De onderdrukking van de Oeigoeren staat, zeker nu de Winterspelen gaande zijn, torenhoog op de agenda. Dat geldt minder voor de Chinese onderdrukking van de spirituele Falun Gong-beweging. Kampen, martelingen en, eenmaal gevlucht, alsnog in de gaten worden gehouden en vreemde telefoontjes krijgen: China hanteert dezelfde tactieken als bij de Oeigoeren om de ooit zo bloeiende Falun Gong-beweging uit te roeien en op te jagen, tot in het buitenland aan toe. Wij spraken (Chinees-)Nederlandse Falun Gong-aanhangers. ‘Er zijn mensen die ons in de gaten houden als we flyeren.’

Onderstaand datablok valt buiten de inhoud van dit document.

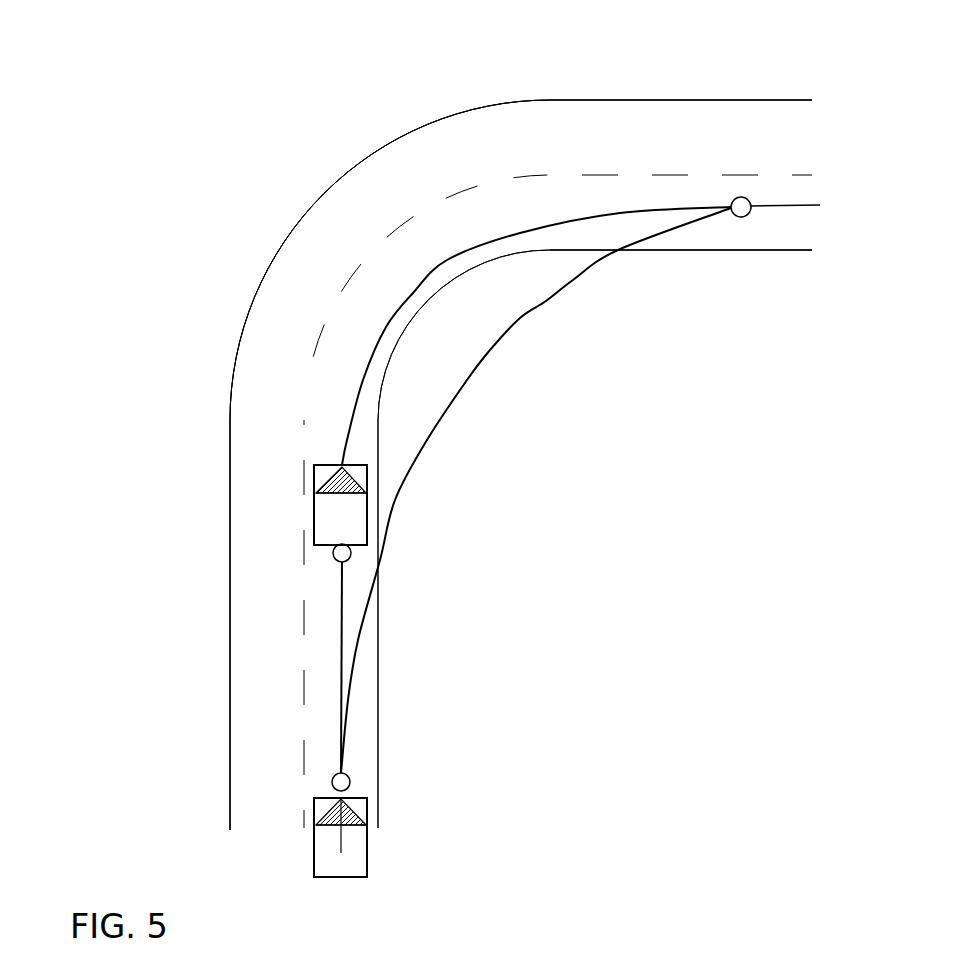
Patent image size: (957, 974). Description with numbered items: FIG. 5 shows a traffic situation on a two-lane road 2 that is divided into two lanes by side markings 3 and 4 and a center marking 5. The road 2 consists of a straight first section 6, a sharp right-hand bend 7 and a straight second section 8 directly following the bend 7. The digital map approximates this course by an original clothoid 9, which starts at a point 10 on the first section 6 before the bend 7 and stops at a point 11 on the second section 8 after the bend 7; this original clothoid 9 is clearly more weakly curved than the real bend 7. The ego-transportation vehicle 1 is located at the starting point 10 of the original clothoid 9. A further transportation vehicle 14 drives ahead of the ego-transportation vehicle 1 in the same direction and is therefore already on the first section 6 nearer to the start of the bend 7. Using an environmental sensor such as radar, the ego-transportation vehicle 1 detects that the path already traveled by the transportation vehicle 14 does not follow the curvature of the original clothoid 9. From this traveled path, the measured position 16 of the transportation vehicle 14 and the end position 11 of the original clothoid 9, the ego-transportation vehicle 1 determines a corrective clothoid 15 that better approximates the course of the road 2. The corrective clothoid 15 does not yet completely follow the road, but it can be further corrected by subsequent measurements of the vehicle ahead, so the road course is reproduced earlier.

The transportation vehicle 1 is at (366, 842).
The road 2 is at (267, 725).
The side marking 3 is at (229, 672).
The side marking 4 is at (378, 710).
The center marking 5 is at (304, 617).
The first section 6 is at (152, 457).
The bend 7 is at (310, 151).
The second section 8 is at (572, 76).
The original clothoid 9 is at (546, 301).
The point 10 is at (350, 781).
The point 11 is at (741, 217).
The further transportation vehicle 14 is at (366, 508).
The corrective clothoid 15 is at (386, 327).
The measured position 16 is at (349, 557).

Een aantal Westerse landen – ook Nederland – heeft geen politieke afvaardiging naar de Winterspelen in Beijing gestuurd. Nederland beroept zich officieel op corona, maar onder meer Verenigde Staten, het Verenigd Koninkrijk, Australië en Canada stellen onomwonden: dit komt door de Oeigoerenkwestie. De onderdrukking van de Falun Gong-beweging, een spirituele beweging die door miljoenen Chinezen werd aangehangen, is minder bekend.
Falun Gong-beoefenaars worden ruim twintig jaar vervolgd en geïntimideerd door het communistische regime, in China en daarbuiten. ‘De vervolging is even erg als in 1999, toen het allemaal begon’, zegt de Nederlandse mensenrechtenactivist en Falun Gong-beoefenaar Peter Houben, ‘maar je leest er tegenwoordig bijna niets meer over in de kranten. Terwijl wij als Falun Gong-beoefenaars buiten China vrijwel dagelijks berichten krijgen over mensen die worden doodgemarteld.’
In 1992 werd Falun Gong, ook wel bekend als Falun Dafa, voorgesteld aan het Chinese publiek door geestelijk leider Li Hongzhi. De beweging zegt te staan voor waarachtigheid, mededogen en verdraagzaamheid. Falun Gong, het praktische gedeelte, bestaat uit vijf qi-gongoefeningen – lichaamsoefeningen om lichaam en geest te verfijnen en zo met jezelf in balans te komen. Falun Gong verschilt nauwelijks van andere qi-gongoefeningen, zoals Tai Chi. De belangrijkste verschillen: Falun Gong is gratis – een reden waarom China eind jaren negentig tussen de 70 en 80 miljoen Falun Gong-beoefenaars telde-, en de Falun Dafa-filosofie die mensen er gratis bij krijgen.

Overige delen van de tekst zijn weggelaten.